3. RETURN OF CUSTOMER DATA

Following the end of the Subscription Term, where Customer has not renewed, Customer shall have thirty (30) days to request a copy of its Customer Data and, if requested, Scalable shall use commercially reasonable efforts to provide a copy of that data within fifteen (15) days in a mutually agreed upon, commercially standard format at no cost to Customer unless it is determined that the data output is not routine in which case the parties shall mutually agree on an SOW for Professional Services.
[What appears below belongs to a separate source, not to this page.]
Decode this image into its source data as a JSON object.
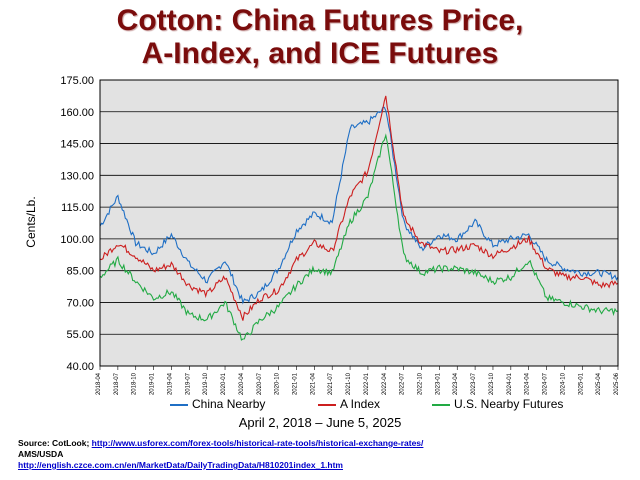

After such thirty (30) day period, Scalable shall have no obligation to maintain or provide any Customer Data and shall thereafter, unless legally prohibited, retain the right to delete all Customer Data in its systems or otherwise in its possession or under its control.

 

4. CAPITALIZED TERMS

Capitalized terms not defined herein shall have the meaning set forth in the Agreement, including the General Terms and Conditions and the Service Level Agreement, of which this Schedule is a part.


 

SCHEDULE B

SERVICE LEVEL AGREEMENT FOR SUBSCRIPTION SERVICE

1. SERVICE LEVEL AGREEMENT

If Customer’s production instances of the Subscription Service running on a Supported Version and implemented in accordance with the Documentation are not Available (as defined below) ninety-nine percent (99.0%) of the time or more in any calendar month (“SLA”), then Customer’s exclusive remedy for failure of the Subscription Service to meet the SLA is for Customer to request Scalable to either: (1) extend the affected Subscription Term for the number of minutes the Subscription Service was not Available in the month in excess of the SLA; or (2) issue a service credit to Customer for the dollar value of the number of minutes the Subscription Service was not Available in the month in excess of the SLA (determined at the deemed per minute rate Scalable charged to Customer for Customer’s use of the affected Subscription Service) which Customer may request Scalable apply to Scalable’s next invoice to Customer for subscription fees. “Available” means that the Subscription Service can be accessed by Customer via a secure password protected site(s) hosted by Scalable on the world wide web except for: (i) Planned Downtime; and (ii) downtime caused by circumstances beyond Scalable’s control, including without limitation, Customer or third-party modifications to the Subscription Service, Custom Applications, a Force Majeure Event such as, for example, general Internet outages, failure of Customer’s infrastructure or connectivity, computer and telecommunications failures and delays not within Scalable’s control, and network intrusions or denial-of-service or other criminal attacks.

 

2. PROCESS

Customer must request all service credits or service extensions in writing to Scalable within thirty (30) days of the end of the month in which the SLA was not met, identifying the Support requests relating to the unavailability. The total amount of service extension or credits for any month may not exceed the subscription fee for the affected Subscription Service for the month, and has no cash value. Customer agrees that Scalable may delay issuing service credits until such amounts reach a minimum threshold of $1,000 U.S. dollars.

 

3. CAPITALIZED TERMS

Capitalized terms not defined herein shall have the meaning set forth in the Agreement, including the General Terms and Conditions and the Operations Guide, of which this Schedule is a part.